The name comes from a group of 32 successful life insurance agents who met at the Peabody Hotel in Memphis, Tennessee.  Each agent could demonstrate they had sold more than $1,000,000 of life insurance that year. Their meeting focused on improving technical knowledge and enhancing their sales abilities as well as maintaining ethical standards in the industry. The 1927 meeting evolved into the formation of the organization that exists today. An organization dedicated to encouraging ethical values, sharing ideas and concepts clients have found to be valuable and helping to improve business practices.

MDRT conducts annual meetings that are open to all members. These meetings are held in North America and Asia. Each year more than 10,000 members and guests attend.

MDRT uses the concept of the "Whole Person," which was first presented by philosopher Mortimer Adler. According to Adler, "Whole Persons are engaged in a lifetime quest to achieve balance and congruity in all aspects of their lives and continually seek to develop their full human potential."

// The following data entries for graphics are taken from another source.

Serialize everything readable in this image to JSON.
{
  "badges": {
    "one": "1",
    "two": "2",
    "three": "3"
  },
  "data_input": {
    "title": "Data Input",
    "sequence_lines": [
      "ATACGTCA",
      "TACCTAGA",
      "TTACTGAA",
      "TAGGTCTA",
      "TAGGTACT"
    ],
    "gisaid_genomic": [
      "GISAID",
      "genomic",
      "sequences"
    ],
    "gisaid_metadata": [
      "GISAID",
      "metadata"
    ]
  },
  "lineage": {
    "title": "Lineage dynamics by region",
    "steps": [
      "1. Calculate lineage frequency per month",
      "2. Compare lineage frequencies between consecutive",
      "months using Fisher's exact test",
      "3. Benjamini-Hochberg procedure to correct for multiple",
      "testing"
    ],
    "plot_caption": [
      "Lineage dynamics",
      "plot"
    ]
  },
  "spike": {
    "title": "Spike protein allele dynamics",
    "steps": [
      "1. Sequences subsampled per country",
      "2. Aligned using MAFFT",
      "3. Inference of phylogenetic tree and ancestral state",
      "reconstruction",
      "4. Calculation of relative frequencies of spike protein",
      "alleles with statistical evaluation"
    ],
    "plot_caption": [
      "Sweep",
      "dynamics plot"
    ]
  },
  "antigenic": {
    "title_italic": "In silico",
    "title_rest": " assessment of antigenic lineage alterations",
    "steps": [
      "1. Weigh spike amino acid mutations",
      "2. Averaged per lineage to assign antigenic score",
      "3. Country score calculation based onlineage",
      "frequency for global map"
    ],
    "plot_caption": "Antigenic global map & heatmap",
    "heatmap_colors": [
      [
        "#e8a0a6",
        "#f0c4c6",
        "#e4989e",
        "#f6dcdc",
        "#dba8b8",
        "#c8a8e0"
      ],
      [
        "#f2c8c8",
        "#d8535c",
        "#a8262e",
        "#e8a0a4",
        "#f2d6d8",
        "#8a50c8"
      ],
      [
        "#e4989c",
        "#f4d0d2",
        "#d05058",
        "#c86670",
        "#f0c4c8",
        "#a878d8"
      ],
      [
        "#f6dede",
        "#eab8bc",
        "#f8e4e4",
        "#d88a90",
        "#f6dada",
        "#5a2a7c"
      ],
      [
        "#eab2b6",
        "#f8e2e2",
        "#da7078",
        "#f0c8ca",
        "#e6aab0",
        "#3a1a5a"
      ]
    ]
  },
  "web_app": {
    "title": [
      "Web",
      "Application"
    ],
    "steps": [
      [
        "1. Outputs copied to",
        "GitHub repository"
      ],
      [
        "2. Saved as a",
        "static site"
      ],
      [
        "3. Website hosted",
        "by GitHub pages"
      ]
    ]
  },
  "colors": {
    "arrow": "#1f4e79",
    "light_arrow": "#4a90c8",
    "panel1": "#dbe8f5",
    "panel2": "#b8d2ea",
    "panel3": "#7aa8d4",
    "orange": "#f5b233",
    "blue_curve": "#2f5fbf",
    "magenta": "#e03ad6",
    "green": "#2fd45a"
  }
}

Annual qualification requirements for joining include demonstrating a set annual production requirement plus agreeing to adhere to a strict code of ethics. Ethical violations will result in dismissal. To be eligible for a basic membership in 2020, for example, an applicant must meet a production goal of $190,000 in first year commission. MDRT also has established two additional tiers of qualification: Court of the Table and Top of the Table. To qualify for these higher tiers of membership, the applicant must demonstrate annual commission of first year income three to six times the base requirement.